Mass Spectrometry-based Global Molecular Approaches and Computational Tools to Determine Phenotypic and Environmental Signatures of Endometriosis

ABSTRACT – PROJECT 2 Approximately 10% of reproductive-aged women are diagnosed with endometriosis, an inflammatory, estrogen- dependent disorder characterized by endometrial tissue outside the uterus. This is likely an underestimate of the frequency. In the absence of molecular biomarkers of this disease, the “gold standard” for diagnosis is histologic

confirmation of the lesions via invasive surgical procedures (laparoscopy or laparotomy), which delays diagnosis. Accordingly, Project 2 will use mass spectrometry (MS)-based, global approaches to compare the proteomes of endometriotic lesions with eutopic endometrium from patients or women without disease with the goal of

identifying protein biomarkers that enable better stratification of the disease phenotypes. Additionally, we will apply innovative computational methods to correlate the results with multiple molecular profiles (proteins, environmental chemicals [ECs] and metabolites) in patient and control sera, which could enable novel diagnostic

strategies. This experimental strategy reflects the fact that endometriosis significantly alters the proteome of the affected cells. Also, ECs have been associated with the disease. For example, Drs. Giudice and Fisher reported alterations in the tissue proteome (fat) of women with endometriosis that correlate with EC exposures. With

regard to other small molecules, recent studies suggest shifts in tissue metabolites may manifest in the blood of endometriosis patients. As such they may be linked to the disease process. Our overall strategy derives from the fact that MS-based analyses at a global level are transforming investigators' ability to explicate complex

disease phenotypes. In this context, Specific Aim 1 will identify differentially expressed (DE) proteins in lesions, eutopic samples and sera that are associated with endometriosis using a MS-based approach for relative quantification. Specific Aim 2 will identify metabolomic and exposomic features in banked serum samples from

endometriosis patients vs. control individuals. Specific Aim 3 will apply machine learning-based approaches to the -omic datasets generated in this project to define phenotypic molecular signatures of endometriosis that could aid in disease classification and diagnosis.
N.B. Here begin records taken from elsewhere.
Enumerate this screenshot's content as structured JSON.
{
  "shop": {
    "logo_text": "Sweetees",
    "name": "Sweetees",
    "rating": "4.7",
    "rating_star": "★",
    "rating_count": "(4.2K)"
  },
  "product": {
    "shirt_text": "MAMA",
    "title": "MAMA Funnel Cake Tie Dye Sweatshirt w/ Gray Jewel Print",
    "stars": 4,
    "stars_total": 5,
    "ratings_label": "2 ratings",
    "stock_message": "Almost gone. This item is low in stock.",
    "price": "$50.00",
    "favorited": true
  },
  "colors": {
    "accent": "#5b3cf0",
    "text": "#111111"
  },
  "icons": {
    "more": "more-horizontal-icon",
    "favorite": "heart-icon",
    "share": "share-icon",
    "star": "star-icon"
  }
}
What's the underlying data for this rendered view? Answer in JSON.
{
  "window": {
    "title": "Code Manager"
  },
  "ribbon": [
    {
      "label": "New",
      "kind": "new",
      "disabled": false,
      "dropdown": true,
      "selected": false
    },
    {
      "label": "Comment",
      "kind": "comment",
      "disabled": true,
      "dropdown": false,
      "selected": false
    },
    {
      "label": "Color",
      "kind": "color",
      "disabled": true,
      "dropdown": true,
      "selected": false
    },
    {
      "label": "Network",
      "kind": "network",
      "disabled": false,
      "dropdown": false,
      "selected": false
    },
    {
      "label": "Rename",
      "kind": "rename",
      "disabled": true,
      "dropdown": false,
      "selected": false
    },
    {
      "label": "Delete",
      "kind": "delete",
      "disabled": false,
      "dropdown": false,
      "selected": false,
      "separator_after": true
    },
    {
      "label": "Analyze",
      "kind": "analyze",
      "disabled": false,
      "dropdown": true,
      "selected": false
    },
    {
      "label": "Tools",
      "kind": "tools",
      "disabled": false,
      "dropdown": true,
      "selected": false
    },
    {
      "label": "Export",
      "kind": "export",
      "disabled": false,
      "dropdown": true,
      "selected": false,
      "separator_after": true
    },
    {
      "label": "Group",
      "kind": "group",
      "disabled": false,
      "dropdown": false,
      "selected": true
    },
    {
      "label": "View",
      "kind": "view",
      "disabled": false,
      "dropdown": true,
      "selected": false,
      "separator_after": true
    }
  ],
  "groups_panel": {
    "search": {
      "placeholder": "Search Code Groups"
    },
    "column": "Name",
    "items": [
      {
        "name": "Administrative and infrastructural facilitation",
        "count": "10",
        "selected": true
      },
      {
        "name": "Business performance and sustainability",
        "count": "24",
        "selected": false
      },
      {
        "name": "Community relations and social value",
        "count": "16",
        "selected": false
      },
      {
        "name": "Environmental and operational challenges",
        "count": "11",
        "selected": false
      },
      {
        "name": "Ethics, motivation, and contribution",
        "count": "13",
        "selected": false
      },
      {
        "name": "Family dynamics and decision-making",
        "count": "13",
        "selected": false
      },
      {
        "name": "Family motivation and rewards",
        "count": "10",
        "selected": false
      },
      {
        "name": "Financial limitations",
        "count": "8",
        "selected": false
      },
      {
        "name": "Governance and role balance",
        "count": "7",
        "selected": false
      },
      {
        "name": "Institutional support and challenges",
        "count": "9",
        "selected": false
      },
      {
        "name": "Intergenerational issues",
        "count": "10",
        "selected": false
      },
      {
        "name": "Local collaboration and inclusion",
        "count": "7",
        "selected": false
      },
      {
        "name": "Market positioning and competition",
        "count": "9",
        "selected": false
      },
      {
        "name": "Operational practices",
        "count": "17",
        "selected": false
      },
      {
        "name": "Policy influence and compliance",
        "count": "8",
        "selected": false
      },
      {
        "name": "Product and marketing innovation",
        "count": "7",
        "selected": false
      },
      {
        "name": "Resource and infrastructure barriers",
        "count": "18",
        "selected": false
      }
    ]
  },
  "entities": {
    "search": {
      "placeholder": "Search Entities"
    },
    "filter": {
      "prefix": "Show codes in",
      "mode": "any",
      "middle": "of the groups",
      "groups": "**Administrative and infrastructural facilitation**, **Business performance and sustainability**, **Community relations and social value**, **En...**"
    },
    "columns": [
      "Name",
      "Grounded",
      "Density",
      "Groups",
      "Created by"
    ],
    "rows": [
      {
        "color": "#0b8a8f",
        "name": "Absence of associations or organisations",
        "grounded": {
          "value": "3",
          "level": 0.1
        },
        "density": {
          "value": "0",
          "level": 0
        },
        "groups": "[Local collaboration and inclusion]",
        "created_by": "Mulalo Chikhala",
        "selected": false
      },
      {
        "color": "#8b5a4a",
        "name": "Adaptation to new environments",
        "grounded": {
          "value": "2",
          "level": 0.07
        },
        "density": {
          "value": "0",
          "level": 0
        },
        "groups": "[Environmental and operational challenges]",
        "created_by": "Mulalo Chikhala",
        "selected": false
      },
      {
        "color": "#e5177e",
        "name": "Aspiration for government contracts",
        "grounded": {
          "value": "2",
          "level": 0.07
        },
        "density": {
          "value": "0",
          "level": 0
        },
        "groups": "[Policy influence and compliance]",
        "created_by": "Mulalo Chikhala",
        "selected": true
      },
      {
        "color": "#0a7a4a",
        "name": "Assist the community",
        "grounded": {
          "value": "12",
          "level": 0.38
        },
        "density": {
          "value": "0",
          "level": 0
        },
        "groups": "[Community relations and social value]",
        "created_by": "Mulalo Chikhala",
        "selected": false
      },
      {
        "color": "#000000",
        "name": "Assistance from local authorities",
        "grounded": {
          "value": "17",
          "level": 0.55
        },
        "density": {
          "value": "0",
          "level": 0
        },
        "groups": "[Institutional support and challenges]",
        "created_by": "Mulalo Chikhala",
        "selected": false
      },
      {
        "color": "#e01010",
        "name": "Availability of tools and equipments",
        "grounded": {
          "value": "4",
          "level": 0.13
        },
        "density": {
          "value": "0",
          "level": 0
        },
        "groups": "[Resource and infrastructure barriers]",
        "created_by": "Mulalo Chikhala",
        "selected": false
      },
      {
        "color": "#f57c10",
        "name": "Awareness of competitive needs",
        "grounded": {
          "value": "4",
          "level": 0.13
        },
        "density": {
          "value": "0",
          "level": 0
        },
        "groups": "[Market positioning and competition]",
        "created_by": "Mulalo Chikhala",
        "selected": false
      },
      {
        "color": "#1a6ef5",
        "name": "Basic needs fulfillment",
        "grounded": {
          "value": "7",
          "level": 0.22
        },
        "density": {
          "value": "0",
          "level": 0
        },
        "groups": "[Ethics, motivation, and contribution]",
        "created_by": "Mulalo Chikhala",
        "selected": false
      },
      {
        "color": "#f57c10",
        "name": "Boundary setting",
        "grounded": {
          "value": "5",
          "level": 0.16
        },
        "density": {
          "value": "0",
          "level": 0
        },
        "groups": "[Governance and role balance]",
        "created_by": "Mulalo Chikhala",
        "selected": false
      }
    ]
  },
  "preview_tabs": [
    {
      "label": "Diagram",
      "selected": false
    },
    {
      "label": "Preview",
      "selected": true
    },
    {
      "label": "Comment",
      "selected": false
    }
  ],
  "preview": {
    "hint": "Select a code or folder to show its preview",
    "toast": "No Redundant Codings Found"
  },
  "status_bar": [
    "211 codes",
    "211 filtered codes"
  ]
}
The major significance of the proposed experiments is that we

are redefining the landscape of endometriosis, using a precision medicine approach. Moreover, our data will reveal effectors with roles in the heterogeneous clinical manifestations of endometriosis that can be targets for diagnostic modalities and therapeutic interventions. As shown by the preliminary data, the members of the

Project 2 team have extensive experience with the proposed technologies and computational strategies in other contexts. Regarding innovation, to our knowledge this is the first time that a multi-dimensional, multi-disciplinary approach to endometriosis will be pursued by using advanced computational, machine learning-based

unsupervised methods to coalesce high order data sets. We believe the results will enable a predictive, non- invasive approach to detect endometriosis and reveal potential biomarkers, contributing factors underlying disease, and therapeutic targets.